= Hesperia (poem) =

Hesperia: A Poem is a lengthy verse volume by Richard Henry Wilde (1789–1847), an Irish-American lawyer, and first edited and published by his son in 1867. The title work is described as "a nationalistic poem in four cantos", named as "Florida", "Virginia", "Acadia", and "Louisiana"; and as "one of the few full-length poems by early southern writers".

==Content==
The Oxford Companion to American Literature, fourth edition, described Hesperia as "a long poem in Tom Moore's vein." The Encyclopedia of American Poetry: The Nineteenth Century calls it "part epic, part Byronesque narrative in the manner of Childe Harold, part autobiography and part philosophic essay." It is written in ottava rima.

==Dedication==
Hesperia is dedicated to a fictitious "Marchesa Manfredina di Cosenza". Tucker points out that the name derives from Manfredi di Cosenza, mentioned in the Purgatorio of Dante. In the Dedication, the title Hesperia is explained, as to an Italian: from the Greek, it implies the westward land (from the literal evening star), and so Italy. But also it is to apply to America, further to the west.
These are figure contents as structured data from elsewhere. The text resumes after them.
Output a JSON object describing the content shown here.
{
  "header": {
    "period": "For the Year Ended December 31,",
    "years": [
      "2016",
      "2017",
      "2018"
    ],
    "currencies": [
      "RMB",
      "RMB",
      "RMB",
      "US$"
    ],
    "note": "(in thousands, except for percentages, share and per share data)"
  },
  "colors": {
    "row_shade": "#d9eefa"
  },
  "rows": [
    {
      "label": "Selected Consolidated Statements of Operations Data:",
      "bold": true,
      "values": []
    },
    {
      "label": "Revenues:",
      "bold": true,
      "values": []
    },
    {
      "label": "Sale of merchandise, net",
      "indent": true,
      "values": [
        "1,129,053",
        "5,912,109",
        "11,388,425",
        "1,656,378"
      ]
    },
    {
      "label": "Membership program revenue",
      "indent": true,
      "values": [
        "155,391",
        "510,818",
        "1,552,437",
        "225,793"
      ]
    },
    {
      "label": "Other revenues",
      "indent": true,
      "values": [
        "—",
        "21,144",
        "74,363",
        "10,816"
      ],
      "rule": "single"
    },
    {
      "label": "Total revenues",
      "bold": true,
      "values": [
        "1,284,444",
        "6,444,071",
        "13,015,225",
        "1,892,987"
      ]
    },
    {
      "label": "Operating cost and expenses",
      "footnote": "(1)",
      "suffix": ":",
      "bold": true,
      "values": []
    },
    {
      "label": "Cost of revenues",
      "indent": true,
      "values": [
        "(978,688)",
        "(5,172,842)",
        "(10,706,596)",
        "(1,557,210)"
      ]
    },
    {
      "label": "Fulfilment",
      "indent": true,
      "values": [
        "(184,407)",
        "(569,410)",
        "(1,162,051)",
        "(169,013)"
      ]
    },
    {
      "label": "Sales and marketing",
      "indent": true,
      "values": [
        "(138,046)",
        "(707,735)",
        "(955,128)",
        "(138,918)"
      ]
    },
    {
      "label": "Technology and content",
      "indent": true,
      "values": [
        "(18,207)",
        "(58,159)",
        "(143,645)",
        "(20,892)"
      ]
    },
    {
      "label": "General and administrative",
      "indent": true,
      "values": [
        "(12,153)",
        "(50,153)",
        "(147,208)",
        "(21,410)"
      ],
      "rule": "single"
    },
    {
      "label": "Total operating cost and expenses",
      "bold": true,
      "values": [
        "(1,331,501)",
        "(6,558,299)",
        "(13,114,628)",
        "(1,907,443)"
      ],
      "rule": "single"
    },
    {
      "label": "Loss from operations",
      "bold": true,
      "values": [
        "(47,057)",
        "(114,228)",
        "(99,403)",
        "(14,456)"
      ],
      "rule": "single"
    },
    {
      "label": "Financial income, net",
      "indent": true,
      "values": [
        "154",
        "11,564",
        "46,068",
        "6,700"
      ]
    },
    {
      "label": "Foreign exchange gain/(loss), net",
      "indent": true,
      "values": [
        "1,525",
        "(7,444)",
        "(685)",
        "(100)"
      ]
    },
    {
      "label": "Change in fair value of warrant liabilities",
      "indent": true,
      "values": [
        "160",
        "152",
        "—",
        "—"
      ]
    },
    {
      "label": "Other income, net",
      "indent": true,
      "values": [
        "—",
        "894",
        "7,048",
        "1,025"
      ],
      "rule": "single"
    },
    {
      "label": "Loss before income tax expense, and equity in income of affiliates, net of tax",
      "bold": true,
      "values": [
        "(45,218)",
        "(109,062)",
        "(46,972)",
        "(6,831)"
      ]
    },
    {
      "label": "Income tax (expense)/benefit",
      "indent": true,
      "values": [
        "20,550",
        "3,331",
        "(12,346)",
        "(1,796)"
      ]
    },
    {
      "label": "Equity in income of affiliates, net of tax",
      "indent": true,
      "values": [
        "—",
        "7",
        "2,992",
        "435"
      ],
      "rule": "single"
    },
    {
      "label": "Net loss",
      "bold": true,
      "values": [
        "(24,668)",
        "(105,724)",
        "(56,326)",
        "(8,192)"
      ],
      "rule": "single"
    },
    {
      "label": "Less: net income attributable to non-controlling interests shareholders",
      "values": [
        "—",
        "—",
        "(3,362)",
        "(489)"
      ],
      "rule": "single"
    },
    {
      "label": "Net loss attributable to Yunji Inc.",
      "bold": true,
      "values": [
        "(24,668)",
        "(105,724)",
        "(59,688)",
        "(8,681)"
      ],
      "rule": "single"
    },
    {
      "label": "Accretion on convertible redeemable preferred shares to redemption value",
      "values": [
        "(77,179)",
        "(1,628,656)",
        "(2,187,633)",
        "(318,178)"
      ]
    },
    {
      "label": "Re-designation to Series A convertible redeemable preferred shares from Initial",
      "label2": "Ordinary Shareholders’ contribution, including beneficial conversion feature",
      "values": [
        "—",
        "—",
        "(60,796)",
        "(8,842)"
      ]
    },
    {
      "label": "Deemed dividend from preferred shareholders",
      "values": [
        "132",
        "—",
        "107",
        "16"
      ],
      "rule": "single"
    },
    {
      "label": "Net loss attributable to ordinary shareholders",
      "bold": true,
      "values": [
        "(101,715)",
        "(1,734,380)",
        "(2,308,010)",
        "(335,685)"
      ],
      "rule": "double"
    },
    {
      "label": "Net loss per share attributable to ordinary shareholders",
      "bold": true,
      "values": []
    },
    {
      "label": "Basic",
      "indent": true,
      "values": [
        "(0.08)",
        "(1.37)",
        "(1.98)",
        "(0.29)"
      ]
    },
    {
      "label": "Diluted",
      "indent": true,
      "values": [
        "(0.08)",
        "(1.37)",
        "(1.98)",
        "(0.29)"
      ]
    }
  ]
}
Tucker accepts the identification of the dedicatee made by Aubrey H. Starke, as Ellen Adair White (Mrs. White Beatty). She was Eleanor Katherine Adair, a daughter of John Adair, who married Joseph M. White, and after his 1839 death as a result of a duel, Theophilus Beatty.

Another suggestion, made by Wright, is that the Marchesa, addressed as "Mary", stands for Maria Robbins (1806–1869), English wife of the Italian Marchese Lorenzo Bartolommei of Florence. She was widowed in 1836, the year in which Wilde settled for about four years in Florence, and they were rumoured to be intending to marry, though nothing came of it. She was the sister of the Rev. George Robbins.

Arguing that Ellen Adair White is referred to in the fourth canto of Hesperia, by means of the name of her parental home, and that Wilde was in love with her as a married woman, Graber then finds a crux. "Why Wilde did not marry Mrs. White-Beatty after the death of her first husband is still a mystery."

==Pseudonym and notes==
All the indications are that Wilde was chary of publishing literary work under his own name, considering that a reputation as an author could damage his reputation as a lawyer. His intention was that Hesperia should be published under the pseudonym "FitzHugh de Lancy". The book publication, 20 years after his death, subverted the pseudonym by the device of a doubled title page, one page showing his real name.

The manuscript of the poem also allowed for a threefold system of notes. They comprised: ordinary expository and citation-based notes by "de Lancy"; first-person notes by "de Lancy" addressed to the "Marchesa"; and notes by a putative editor, supposedly after the death of "de Lancy" and the passing to "M." of the manuscript.